LiDAR images are captured by the utility company or a third-party capture company on behalf of LiDAR. Some customers scan their networks and continuously feed new data into Neara, while others use it to derive new insights from past data.
“A key outcome of this LiDAR data ingestion is the creation of a digital twin model,” says Curtis. “As opposed to his raw LiDAR data, that’s where the power lies.”
An example of Neara's work is at Southern California Edison. The project's goal is to “autoprescribe,” or automatically identify where vegetation is likely to ignite more accurately than manual surveys. It also helps the inspector direct where to go without putting the investigation team at risk. Utility networks are often large, so different inspectors are sent to different areas, requiring multiple subjective data. Curtis says using Neara's platform increases data consistency.
In this Southern California Edison case, Neara uses LiDAR and satellite imagery to simulate factors that contribute to the spread of wildfires through vegetation, such as wind speed and ambient temperature. However, factors that make predicting vegetation risk more complex include regulations that require Southern California Edison to answer more than 100 questions about each utility pole and require annual inspections of the transmission system. Masu.
In the second example, Nyala is a major disaster in Australia following the 2022-2023 Murray River flood crisis, which affected thousands of homes and businesses and is considered one of the worst natural disasters to hit southern Australia. We started working with SA Power Networks. SA Power Networks took his LiDAR data from the Murray River region and used Neara to perform digital flood impact modeling to see how much of its network was damaged and how much risk remained .
This enabled SA Power Networks to complete a report analyzing 21,000 power line spans in flood areas in 15 minutes. Without this, this process would have taken months. As a result, SA Power Networks was able to re-energize the power lines within five days, instead of initially expecting it to take three weeks.
3D modeling also allows SA Power Networks to model the potential impact of different flood levels on parts of the distribution network, determining when and where transmission lines could breach gaps or be at risk of power outages. It's now predictable. Once river levels returned to normal, SA Power Networks continued to use Neara modeling to help plan the reconnection of power supplies along the river.

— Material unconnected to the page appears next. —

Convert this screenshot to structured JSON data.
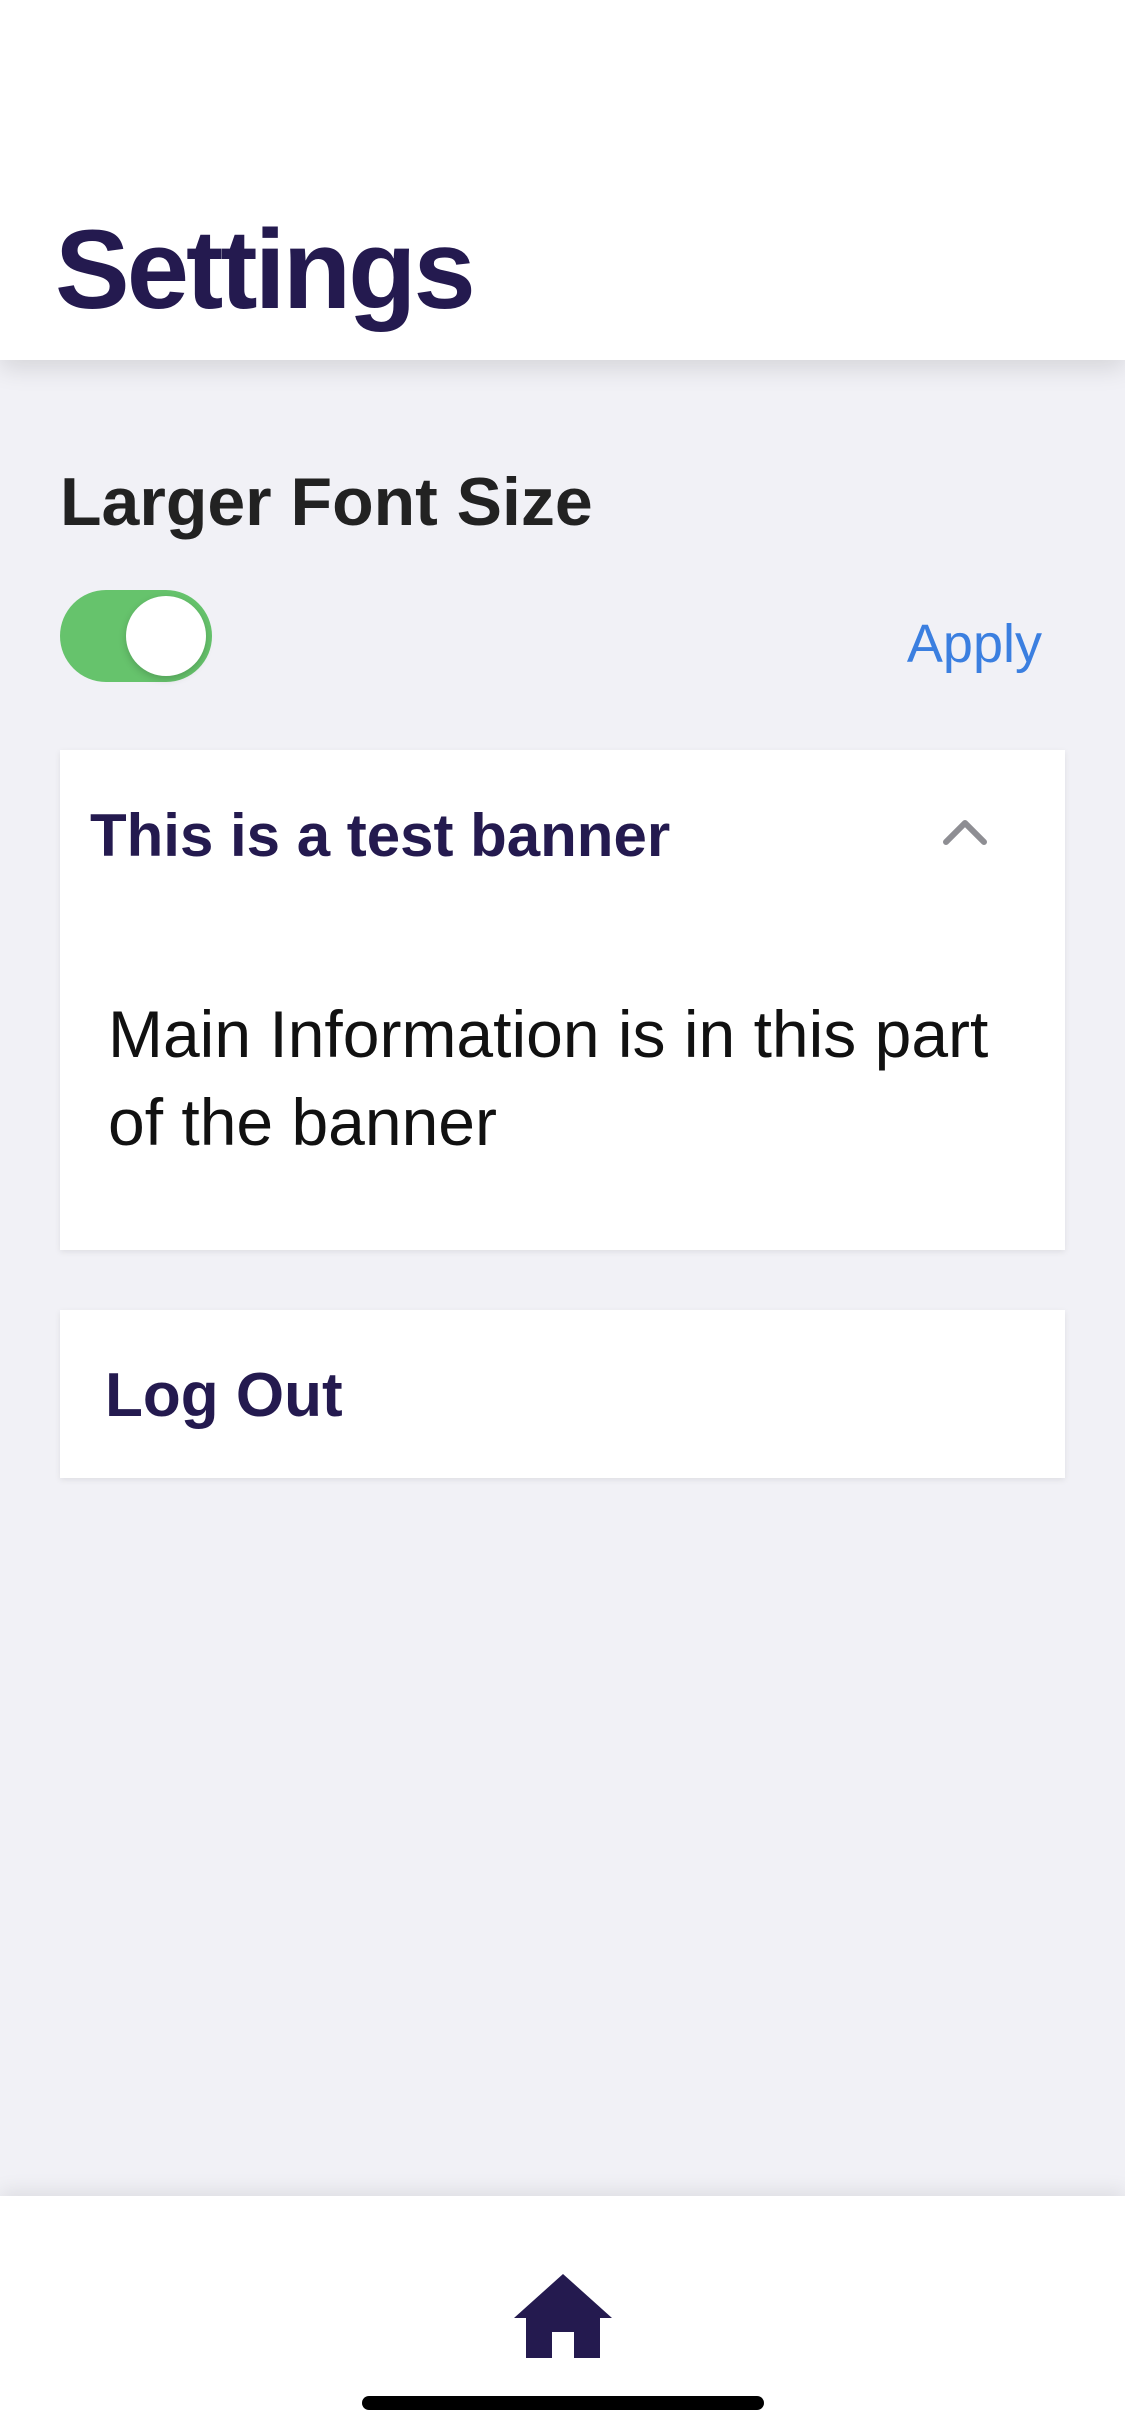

Neara is currently conducting further machine learning research and development. One goal is to help utilities extract more value from their existing live and historical data. It also plans to increase the number of data sources that can be used for modeling, with a focus on image recognition and photogrammetry.
The startup is also developing new capabilities with Essential Energy that will help utilities evaluate each asset, including utility poles, in their networks. Currently, individual assets are valued based on two factors. It is the probability that events such as extreme weather will occur, and how well they can withstand such conditions. Curtis said this type of risk-value analysis is typically done manually and sometimes fails to prevent failures, such as the power outages during the California wildfires. Essential Energy plans to use Neara to develop digital network models that can perform more accurate analysis of assets and reduce risk during wildfires.
“Fundamentally, we can help power companies stay one step ahead of extreme weather events by understanding exactly how they impact their networks, keeping their lights on and their communities safe. We try to maintain it,” Curtis said.